A Gomes, no entanto, é a marca mais vendida, seguida por Coqueiro, Alcyon e, em quarto lugar, a 88, também do grupo Calvo.

As marcas Coqueiro e Gomes da Costa têm se alternado na liderança das mais vendidas, segundo estudo de marcas da SM (que levanta dados de 2.903 supermercadistas de todo o Brasil).

Na pesquisa, os varejistas apontam em questionário as três marcas que acreditam ser as mais vendidas em suas lojas, em ordem de importância.

O instituto pondera os resultados de acordo com a ordem em que foram apontadas, para determinar o "share of mind" (ou taxa de lembrança) de cada uma.

Com portfolio maior, a Camil liderou a pesquisa de 2015, com 46% das menções, praticamente empatada com a Gomes, que teve 45%. Outros fornecedores ficam muito atrás: Heinz Brasil, com 3% (marca Quero), Rubi (1%) e Beira-Mar (1%)

Fatia dos fabricantes - Marcas citadas como as mais vendidas por 2.903 supermercadistas

Analistas da Euromonitor avaliam que a estratégia de lançar produtos como salmão em conserva e saladas prontas valorizou a marca Gomes, que é identificada como mais "premium".

A Camil, no entanto, valorizou a marca Coqueiro com novas embalagens.

O consumo brasileiro de pescados cresce, mas ainda está longe do de países europeus ou asiáticos.

Em 2009, em média o brasileiro comia 6,9 quilos de pescados por ano (o espanhol, 37 quilos), dos quais 230 gramas eram de enlatados (4,77 quilos na Espanha).

Em 2015, o consumo médio do brasileiro era de 10,6 kg de peixe por ano, segundo o Ministério da Pesca, 600 gramas dos quais, enlatados, segundo a Gomes.

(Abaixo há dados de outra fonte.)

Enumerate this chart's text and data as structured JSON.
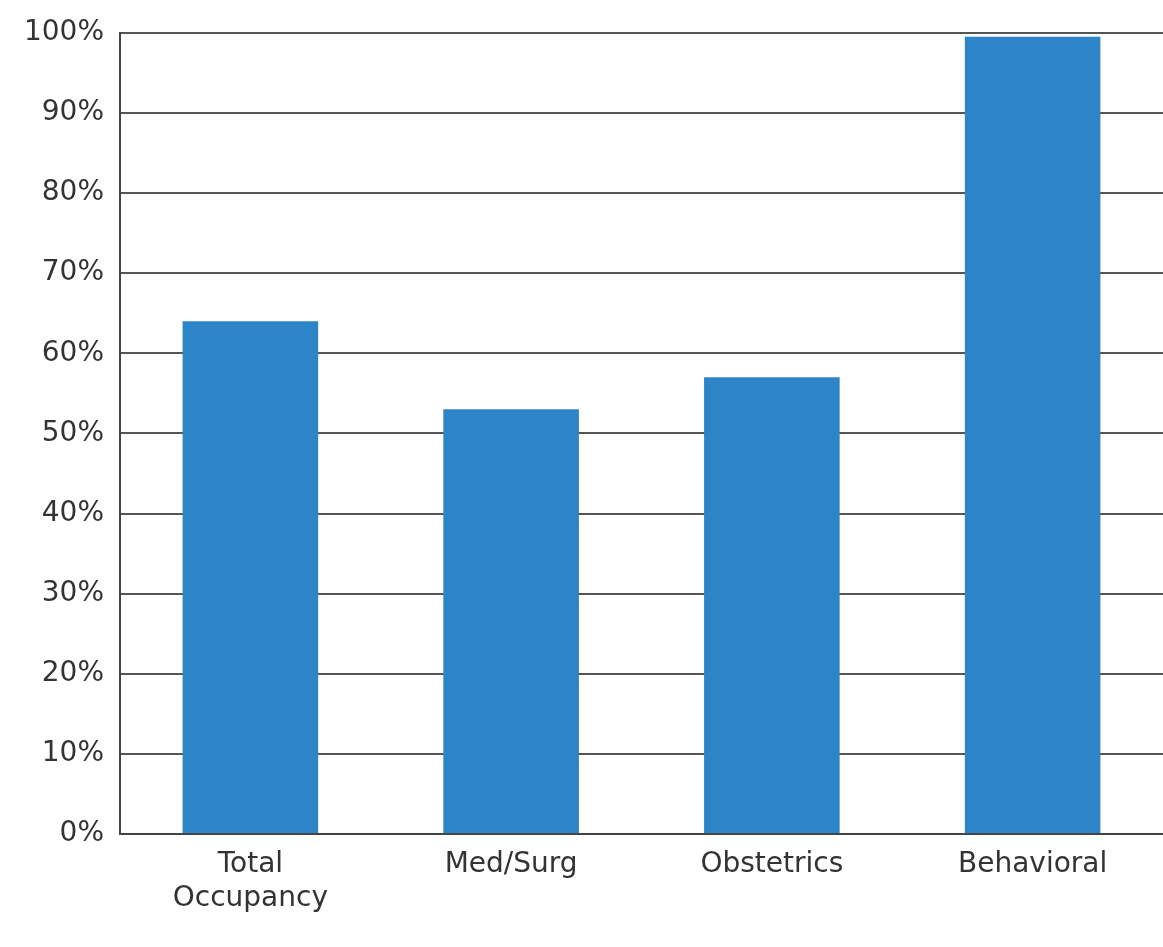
{
  "chart_data": {
    "type": "bar",
    "categories": [
      "Total Occupancy",
      "Med/Surg",
      "Obstetrics",
      "Behavioral"
    ],
    "values": [
      64,
      53,
      57,
      99.5
    ],
    "color": "#2d84c6",
    "ylim": [
      0,
      100
    ],
    "yticks": [
      {
        "value": 0,
        "label": "0%"
      },
      {
        "value": 10,
        "label": "10%"
      },
      {
        "value": 20,
        "label": "20%"
      },
      {
        "value": 30,
        "label": "30%"
      },
      {
        "value": 40,
        "label": "40%"
      },
      {
        "value": 50,
        "label": "50%"
      },
      {
        "value": 60,
        "label": "60%"
      },
      {
        "value": 70,
        "label": "70%"
      },
      {
        "value": 80,
        "label": "80%"
      },
      {
        "value": 90,
        "label": "90%"
      },
      {
        "value": 100,
        "label": "100%"
      }
    ],
    "grid": "y",
    "legend": false
  }
}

O recomendado pela OMS é 12 kg por ano e a média mundial é 19 kg por ano.

A INDÚSTRIA

Do ponto de vista da produção industrial, não há um levantamento que separe apenas o segmento de peixes enlatados.

Divulgação
linha de produção da fábrica de conservas da Gomes da Costa em Itajaí, SC
Linha de produção da fábrica de conservas da Gomes da Costa em Itajaí, SC

A Abia (associação da indústria de alimentos) acompanha preparações e conservas de pescados —o que inclui conservas de pescados (de atum, sardinha e outras espécies), pescados congelados (porcionados) e outros (patês, pratos prontos e semiprontos congelados ou não).

Pelos dados mais recentes, a produção passou de R$ 1,82 bi em 2007 para R$ 2,48 bi em 2010 e R$ 4,60 bi em 2014, já descontado o efeito da inflação..

No último ano, no entanto, o faturamento encolheu; 2015 fechou com R$ 4,65 bi em valores nominais. Considerando o impacto da inflação, houve uma queda de 7% no faturamento, em termos reais, no ano passado.

Embora a indústria nacional tenha elevado as exportações de 2014 para 2015, a fração ainda é muito pequena em relação ao mercado interno: foi de US$ 15 milhões para US$ 45. Já a importação caiu de US$ 74 para US$ 48.